If life in a place with a strongly established religion was a change from what I know in Massachusetts, it also had its appeal, such as the beauty of the call to prayer broadcast from the minarets of the mosques in my neighborhood. Yet, whatever its pluses, a government enforcing an established religion highlights a central point of Dan Gordon’s post – there can be no democracy without some limits on what religious persons desire.

Yet most of my Qatari friends would take issue with this exact point. Indeed, my bright Qatari political theory students last year claimed quite strongly that Islam as the established state religion was democratic in that it represented precisely what the vast majority of Qatari citizens wanted. Of course, this does not resolve the issue, for minority rights are a critical part of any democratic theory. Although religious rights seem like a less pressing issue in a place like Qatar where nearly all natives share the same faith and practices, a society such as the US (or contemporary England) where there is no clearly dominant religious group will face much more obvious issues with democratic legitimacy if a particular religion is endorsed.

Yet here’s where I think things get really complex, and where we come back to head scarves. All states establish or encourage majority identities, part of what my colleague describes as the sense of solidarity in France that head scarves might seem to threaten. Without trivializing the genuine democratic challenges posed by a dominant religion, I think it important to highlight thatcontending governments’ and citizens’ ideas about how to build social solidarity are an important reason that feelings about head scarves can play out so differently in the West and the Middle East. Where it’s easy for me or Dan to see French society trying to maintain unity around an idea of shared citizenship, my Qatari students may view the same thing as elevating an artificial secular construct above a symbol that is more common to their own sense of social solidarity.

I consider Turkey an even more interesting example. Here, the government’s head scarf ban, depending on your perspective, can look like a defensive effort to protect a fragile and recent constructed secular identity against the democratic will, instead of a basic cornerstone for contemporary national citizenship. Indeed, with the recent twin 2007 electoral victories of the Islamist JDP (Justice and Development Party), Turkey is considering rewriting its constitution to remove the head scarf ban.

In short, if my colleague invites us to think about how some minority religious rights may seem anti-democratic, I think we should also ponder how democratic or other forms of popular will may take differing views about providing equal protection for minority religious rights. I personally am most comfortable living under a government that stays clear of establishing or endorsing a particular religion.

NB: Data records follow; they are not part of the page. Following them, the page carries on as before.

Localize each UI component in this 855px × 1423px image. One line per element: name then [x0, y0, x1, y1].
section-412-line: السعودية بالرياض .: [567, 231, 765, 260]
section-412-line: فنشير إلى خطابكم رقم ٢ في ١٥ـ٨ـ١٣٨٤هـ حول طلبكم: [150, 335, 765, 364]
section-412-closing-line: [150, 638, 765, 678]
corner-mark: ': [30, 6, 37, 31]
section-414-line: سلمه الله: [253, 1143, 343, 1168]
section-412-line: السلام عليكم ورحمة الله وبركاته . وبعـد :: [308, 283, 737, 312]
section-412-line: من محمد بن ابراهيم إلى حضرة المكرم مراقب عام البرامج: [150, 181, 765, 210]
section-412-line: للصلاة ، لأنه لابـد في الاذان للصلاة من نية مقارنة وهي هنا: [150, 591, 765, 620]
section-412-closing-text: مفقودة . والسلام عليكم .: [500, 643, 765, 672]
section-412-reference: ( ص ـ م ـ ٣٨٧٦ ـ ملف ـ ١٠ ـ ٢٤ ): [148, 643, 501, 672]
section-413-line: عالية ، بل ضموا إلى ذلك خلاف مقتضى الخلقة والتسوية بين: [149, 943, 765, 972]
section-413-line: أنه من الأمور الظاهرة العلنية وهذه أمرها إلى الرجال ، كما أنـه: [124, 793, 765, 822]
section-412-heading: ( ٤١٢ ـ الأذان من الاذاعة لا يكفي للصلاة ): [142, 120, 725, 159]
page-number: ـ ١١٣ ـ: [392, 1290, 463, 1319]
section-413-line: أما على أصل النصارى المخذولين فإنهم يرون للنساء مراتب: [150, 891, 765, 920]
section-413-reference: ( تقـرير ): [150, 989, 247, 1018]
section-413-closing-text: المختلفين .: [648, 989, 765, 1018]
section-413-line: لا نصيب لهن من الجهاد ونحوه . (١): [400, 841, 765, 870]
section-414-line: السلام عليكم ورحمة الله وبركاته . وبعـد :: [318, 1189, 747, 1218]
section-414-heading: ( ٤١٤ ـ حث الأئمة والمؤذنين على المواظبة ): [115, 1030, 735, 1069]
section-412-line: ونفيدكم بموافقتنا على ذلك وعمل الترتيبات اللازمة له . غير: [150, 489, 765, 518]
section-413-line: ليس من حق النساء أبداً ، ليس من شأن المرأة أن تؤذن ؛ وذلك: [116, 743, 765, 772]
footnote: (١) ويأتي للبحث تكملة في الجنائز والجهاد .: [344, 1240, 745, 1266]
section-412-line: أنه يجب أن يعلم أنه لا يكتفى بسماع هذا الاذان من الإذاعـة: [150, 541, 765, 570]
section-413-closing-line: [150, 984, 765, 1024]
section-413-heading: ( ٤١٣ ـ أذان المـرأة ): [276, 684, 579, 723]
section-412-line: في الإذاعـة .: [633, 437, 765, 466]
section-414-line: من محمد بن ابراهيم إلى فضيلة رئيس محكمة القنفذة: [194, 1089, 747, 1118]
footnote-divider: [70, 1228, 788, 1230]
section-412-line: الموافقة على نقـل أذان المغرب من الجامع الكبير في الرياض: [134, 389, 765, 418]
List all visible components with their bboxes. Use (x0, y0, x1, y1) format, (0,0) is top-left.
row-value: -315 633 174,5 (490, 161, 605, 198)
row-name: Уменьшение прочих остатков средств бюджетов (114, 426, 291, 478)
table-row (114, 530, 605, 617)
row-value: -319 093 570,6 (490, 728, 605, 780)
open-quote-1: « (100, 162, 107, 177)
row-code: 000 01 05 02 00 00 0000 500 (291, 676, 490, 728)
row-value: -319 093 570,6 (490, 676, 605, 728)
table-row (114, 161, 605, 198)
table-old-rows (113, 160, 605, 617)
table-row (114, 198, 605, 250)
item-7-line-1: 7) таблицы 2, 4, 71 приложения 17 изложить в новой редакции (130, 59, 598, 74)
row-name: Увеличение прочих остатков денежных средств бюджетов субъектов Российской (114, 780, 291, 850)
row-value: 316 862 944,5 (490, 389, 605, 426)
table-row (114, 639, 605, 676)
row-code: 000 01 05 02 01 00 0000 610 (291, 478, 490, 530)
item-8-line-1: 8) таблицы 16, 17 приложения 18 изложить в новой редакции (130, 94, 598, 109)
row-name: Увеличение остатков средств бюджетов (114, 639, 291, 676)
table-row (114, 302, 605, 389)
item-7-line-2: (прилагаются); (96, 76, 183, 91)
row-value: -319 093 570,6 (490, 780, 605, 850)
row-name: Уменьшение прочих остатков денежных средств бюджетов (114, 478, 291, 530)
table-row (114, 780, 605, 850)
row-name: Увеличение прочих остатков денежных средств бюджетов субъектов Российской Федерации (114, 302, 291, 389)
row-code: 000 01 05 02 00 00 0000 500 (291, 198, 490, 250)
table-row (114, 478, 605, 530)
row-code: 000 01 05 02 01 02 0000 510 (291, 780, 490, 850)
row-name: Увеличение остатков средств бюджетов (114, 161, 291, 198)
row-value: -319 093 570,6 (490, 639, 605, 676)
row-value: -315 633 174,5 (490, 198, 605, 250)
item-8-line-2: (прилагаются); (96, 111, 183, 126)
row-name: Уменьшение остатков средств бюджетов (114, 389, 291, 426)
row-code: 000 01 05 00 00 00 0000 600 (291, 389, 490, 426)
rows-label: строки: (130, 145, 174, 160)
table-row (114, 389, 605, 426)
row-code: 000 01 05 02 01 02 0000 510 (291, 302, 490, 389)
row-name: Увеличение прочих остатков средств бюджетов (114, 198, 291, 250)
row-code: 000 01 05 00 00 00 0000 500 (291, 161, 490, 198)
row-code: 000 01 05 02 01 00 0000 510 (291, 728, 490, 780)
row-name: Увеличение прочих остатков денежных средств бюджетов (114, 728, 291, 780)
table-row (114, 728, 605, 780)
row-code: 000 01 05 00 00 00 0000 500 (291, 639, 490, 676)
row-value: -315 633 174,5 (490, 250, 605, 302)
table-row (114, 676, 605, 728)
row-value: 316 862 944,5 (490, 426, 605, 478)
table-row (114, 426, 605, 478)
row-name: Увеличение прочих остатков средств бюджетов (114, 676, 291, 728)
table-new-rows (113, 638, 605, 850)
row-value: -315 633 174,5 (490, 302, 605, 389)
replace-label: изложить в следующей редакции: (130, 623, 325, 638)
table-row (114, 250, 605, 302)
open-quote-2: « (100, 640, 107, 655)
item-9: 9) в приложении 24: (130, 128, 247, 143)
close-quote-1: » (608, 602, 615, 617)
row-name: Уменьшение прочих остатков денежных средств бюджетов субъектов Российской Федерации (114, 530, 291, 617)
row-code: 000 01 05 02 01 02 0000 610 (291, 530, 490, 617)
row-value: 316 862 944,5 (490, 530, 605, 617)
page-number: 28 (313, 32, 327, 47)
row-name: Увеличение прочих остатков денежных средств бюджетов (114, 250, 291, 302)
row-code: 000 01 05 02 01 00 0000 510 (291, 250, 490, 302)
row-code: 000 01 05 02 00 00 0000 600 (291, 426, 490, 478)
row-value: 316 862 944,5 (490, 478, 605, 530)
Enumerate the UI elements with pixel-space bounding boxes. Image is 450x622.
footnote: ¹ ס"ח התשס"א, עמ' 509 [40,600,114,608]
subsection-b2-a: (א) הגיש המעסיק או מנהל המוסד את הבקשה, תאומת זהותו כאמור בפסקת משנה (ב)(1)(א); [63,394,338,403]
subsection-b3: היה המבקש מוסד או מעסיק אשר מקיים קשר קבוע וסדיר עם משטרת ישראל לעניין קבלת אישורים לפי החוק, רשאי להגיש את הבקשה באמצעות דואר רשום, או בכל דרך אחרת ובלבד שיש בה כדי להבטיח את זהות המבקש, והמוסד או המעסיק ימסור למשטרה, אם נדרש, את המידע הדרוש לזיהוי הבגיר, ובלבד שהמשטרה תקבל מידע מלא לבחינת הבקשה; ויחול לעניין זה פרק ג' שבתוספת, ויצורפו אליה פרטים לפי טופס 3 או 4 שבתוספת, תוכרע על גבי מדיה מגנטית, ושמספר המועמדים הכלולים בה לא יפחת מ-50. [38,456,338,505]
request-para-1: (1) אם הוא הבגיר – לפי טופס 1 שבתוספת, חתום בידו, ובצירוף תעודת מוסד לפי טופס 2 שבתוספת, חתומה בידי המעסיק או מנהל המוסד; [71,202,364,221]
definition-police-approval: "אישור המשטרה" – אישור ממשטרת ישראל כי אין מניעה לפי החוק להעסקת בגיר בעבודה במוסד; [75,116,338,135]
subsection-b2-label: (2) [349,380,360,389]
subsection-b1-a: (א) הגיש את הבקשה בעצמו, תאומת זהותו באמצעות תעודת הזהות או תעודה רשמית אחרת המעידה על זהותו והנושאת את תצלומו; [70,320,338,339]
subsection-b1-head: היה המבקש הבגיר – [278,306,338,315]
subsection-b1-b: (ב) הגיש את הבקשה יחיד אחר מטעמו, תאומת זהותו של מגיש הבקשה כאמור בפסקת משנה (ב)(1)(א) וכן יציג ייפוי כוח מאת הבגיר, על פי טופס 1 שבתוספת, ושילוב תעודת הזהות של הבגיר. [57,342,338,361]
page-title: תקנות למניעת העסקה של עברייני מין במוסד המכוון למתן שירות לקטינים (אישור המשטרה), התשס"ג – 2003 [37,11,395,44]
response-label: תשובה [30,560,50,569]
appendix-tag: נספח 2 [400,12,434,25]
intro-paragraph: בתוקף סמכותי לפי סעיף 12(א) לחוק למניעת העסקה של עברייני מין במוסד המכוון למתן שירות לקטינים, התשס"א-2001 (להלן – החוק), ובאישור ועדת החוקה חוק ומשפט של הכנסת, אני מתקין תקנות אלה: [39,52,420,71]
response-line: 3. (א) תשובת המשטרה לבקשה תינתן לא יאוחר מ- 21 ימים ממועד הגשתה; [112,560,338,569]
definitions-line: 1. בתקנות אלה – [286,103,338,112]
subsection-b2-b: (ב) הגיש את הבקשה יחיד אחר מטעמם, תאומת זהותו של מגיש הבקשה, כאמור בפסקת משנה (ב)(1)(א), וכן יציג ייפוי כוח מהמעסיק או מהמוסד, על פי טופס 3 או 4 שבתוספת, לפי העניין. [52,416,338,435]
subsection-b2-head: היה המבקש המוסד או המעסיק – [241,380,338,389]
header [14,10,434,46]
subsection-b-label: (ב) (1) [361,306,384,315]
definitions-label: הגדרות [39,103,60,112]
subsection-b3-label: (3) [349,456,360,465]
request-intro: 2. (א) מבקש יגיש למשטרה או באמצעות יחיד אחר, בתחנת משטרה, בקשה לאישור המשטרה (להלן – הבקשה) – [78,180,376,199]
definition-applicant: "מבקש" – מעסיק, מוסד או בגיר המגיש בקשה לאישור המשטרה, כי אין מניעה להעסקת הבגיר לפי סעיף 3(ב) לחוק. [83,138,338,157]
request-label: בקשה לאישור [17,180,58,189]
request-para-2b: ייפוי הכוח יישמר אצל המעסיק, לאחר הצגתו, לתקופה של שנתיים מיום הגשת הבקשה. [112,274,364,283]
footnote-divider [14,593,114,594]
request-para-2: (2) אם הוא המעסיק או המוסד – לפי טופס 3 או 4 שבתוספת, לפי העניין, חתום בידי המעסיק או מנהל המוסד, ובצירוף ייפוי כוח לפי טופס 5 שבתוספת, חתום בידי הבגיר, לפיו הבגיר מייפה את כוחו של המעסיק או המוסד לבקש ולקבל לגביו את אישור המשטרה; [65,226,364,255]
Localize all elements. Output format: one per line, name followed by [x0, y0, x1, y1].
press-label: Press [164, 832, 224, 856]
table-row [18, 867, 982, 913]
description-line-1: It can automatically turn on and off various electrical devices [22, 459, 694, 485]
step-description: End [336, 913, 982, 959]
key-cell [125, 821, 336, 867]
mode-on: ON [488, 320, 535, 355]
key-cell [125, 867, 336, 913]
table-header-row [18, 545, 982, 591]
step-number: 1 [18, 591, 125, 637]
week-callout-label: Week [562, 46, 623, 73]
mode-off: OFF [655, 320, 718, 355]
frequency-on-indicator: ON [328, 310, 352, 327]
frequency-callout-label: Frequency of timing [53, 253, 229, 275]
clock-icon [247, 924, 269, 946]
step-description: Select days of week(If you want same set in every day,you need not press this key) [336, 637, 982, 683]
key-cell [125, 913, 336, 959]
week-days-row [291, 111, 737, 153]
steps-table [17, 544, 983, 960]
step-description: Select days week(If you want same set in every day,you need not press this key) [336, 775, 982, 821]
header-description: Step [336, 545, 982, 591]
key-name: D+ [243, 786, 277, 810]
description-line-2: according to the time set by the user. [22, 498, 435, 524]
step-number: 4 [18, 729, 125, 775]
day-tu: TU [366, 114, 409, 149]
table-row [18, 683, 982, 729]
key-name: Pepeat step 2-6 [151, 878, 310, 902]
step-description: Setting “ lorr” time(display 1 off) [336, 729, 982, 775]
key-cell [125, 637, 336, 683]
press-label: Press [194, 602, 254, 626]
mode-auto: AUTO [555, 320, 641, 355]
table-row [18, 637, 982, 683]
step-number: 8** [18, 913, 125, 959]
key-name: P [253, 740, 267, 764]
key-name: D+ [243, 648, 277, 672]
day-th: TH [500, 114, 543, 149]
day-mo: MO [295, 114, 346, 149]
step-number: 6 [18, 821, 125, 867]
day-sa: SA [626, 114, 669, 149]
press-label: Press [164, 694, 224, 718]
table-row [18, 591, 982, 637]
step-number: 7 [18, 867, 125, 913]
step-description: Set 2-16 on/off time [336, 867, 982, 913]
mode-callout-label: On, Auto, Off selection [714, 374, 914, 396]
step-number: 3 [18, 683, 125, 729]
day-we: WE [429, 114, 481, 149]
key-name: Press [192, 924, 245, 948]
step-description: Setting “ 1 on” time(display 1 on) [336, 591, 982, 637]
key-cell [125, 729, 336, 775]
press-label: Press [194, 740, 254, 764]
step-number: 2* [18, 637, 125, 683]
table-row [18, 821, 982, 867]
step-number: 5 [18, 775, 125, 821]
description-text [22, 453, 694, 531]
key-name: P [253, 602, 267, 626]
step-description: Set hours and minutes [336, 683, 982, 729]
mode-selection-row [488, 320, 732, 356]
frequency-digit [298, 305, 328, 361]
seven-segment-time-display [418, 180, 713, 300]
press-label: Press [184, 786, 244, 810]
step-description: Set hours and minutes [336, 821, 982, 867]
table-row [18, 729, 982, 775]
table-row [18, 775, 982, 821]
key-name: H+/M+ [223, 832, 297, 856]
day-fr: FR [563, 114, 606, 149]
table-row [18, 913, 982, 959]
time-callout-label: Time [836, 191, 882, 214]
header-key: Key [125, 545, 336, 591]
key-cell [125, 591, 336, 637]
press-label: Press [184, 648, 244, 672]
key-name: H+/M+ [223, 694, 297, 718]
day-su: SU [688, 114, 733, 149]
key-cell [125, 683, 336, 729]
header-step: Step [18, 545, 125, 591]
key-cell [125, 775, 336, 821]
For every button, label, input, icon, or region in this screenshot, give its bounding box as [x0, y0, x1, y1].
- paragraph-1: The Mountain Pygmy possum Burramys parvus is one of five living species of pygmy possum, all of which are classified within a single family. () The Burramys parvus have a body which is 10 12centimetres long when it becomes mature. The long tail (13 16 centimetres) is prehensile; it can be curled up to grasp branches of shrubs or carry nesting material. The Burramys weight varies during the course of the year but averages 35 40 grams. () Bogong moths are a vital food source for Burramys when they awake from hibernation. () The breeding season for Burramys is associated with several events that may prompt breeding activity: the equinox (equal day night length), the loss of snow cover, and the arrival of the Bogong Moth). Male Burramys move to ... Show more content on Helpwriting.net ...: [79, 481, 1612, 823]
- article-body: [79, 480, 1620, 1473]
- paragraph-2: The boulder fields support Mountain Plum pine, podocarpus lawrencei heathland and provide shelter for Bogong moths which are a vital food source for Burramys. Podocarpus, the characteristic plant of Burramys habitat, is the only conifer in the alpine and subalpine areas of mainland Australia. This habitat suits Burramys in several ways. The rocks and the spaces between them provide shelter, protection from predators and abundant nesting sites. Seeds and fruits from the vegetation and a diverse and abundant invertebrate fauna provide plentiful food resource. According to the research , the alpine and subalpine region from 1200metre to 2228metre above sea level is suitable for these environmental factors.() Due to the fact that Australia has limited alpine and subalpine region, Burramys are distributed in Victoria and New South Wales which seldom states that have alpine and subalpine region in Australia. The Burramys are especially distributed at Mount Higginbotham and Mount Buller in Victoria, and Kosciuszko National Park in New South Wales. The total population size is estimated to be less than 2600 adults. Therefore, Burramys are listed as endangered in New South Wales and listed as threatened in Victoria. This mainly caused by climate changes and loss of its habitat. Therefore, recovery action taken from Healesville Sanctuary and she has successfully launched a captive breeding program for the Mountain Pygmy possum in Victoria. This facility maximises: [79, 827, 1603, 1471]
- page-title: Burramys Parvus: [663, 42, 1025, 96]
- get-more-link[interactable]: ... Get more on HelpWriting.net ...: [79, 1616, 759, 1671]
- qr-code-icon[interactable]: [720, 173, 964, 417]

But the fact that people in some other societies have strong views to the contrary is one of the big reasons that a ban on head scarves in Western countries can evoke conflict over whether it serves to protect people’s solidarity as national citizens or, instead, demeans their shared identity as members of a community of believers.

In a contemporary, globalizing world where the cracks in notions of national identityand democratic citizenship are increasingly evident, efforts to veil the salience of religious solidarity and conflict are bound to occur, whether these take the form of covering up explicit popular discussions of church and state (as Dan says occurs in the US), covering up the practices of significant religious minorities (as in France), or covering up one’s hair (as in many Islamic countries).